Harry était étonné de la facilité avec laquelle se déroulait cette conversation. Il n'avait pas été aussi explicite et honnête avec quelqu'un depuis...toujours. Enfin, pour l'honnêteté totale et parfaite, il repasserait, mais c'était une conversation à cœur ouvert qui lui faisait beaucoup de bien.

- Tant mieux, Styles. J'aimerai pas avoir à dire « non » à ta belle gueule.

- Mon dieu, t'es vraiment en train d'en plaisanter ?

- Ben visiblement pourquoi, c'est mal ?

- Nan, c'est rare surtout. Ca met les gens mal à l'aise d'habitude, surtout les mecs.

- Si on peut pas rire sur le cul avec ses potes, on peut juste tous se mettre en cercle et commencer à pleurer.

Ils rirent ensemble avant que Louis reprenne.

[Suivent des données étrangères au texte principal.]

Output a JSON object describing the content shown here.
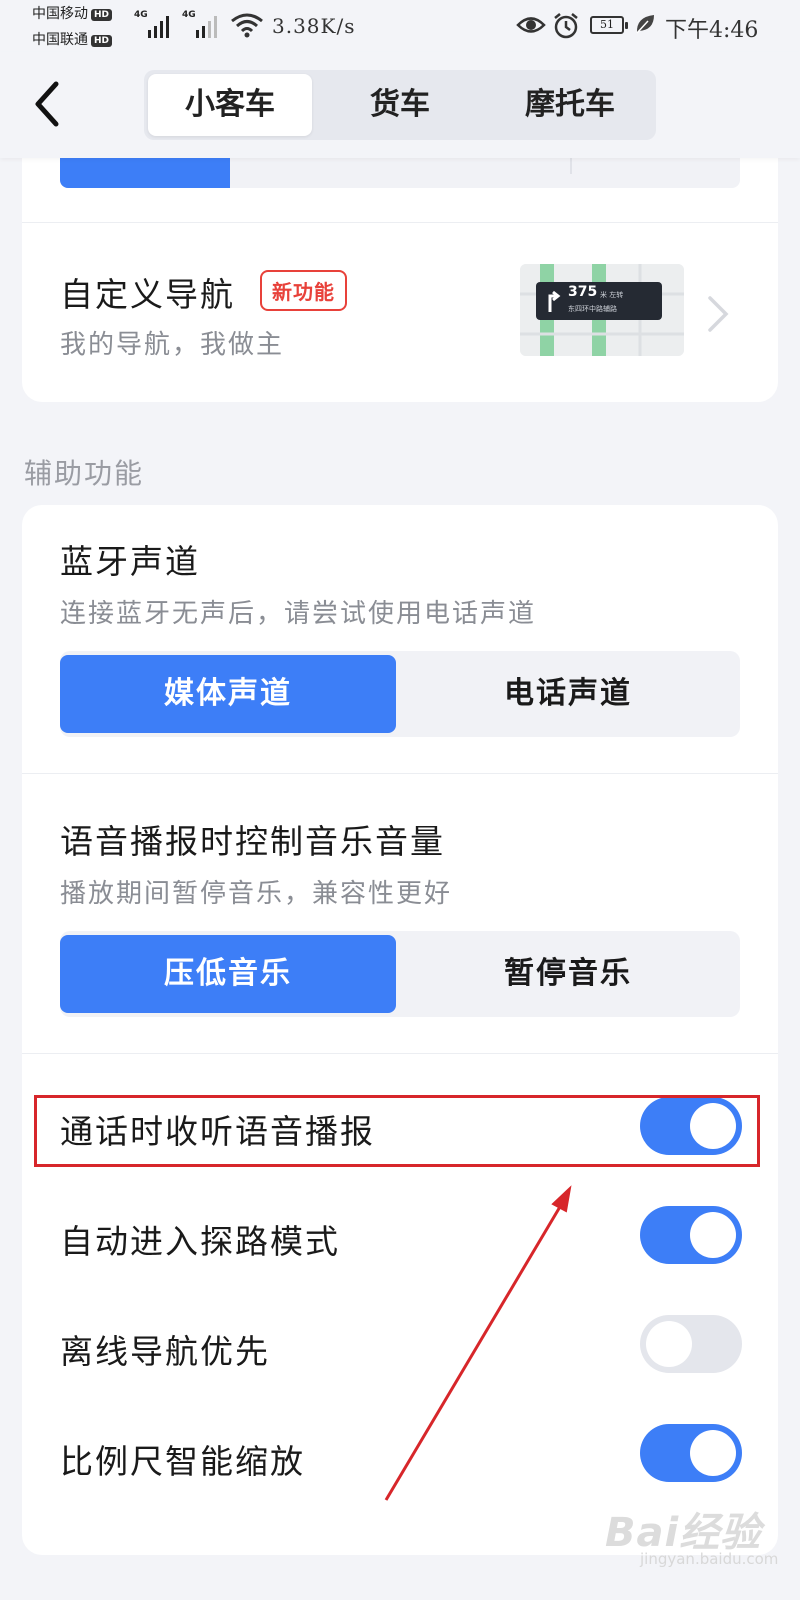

- Au fait, comment t'as su ?

- Que j'étais gay ? Je sais pas, c'est même pas intéressant comme histoire. J'étais plutôt attiré par les garçons depuis tout petit. Sauf qu'on m'a vite fait comprendre que c'était pas comme ça que ça se passait dans la vraie vie. Du coup, comme les filles m'intéressaient pas, j'ai décidé de m'intéresser à rien, puisque les garçons c'était interdit. Et je suis tombé vraiment amoureux, j'ai rien dit. C'était pas la période la plus cool du monde, l'adolescence.

- Tu as déjà eu des copains ?

- Ouais, des relations courtes. Le dernier en date m'a poliment largué sans réellement me le dire à la fin de l'année scolaire pour aller sucer des queues en vacances.

Harry haussa les épaules.

- T'as déjà été amoureux au moins ?

- J'ai pas encore décidé, répondit Harry en le regardant. C'est compliqué.

Louis n'ajouta rien.

- J'suis vraiment désolée Harry, répéta le jeune homme.

- C'est bon, arrête, vraiment, j'me suis sentie comme une merde ces derniers jours, mais c'est ok maintenant. J'ai juste besoin de savoir que je vais pas être mis à l'écart à cause de ça.

- Ce ne sera pas le cas, pas ici, pas avec moi. J'suis là, j'te l'ai dit. Mais t'aurais quand même pu me le dire avant.

- On s'est pas vus depuis dix ans, Louis. J'allais pas arriver et te dire « Salut, je fais mes études en Floride, comment va ta mère, au fait je suis homo »

- Certes.

- T'as pas de filtre quand tu parles, déjà quand on était gosse, tu balances tout ce qui te passe par la tête.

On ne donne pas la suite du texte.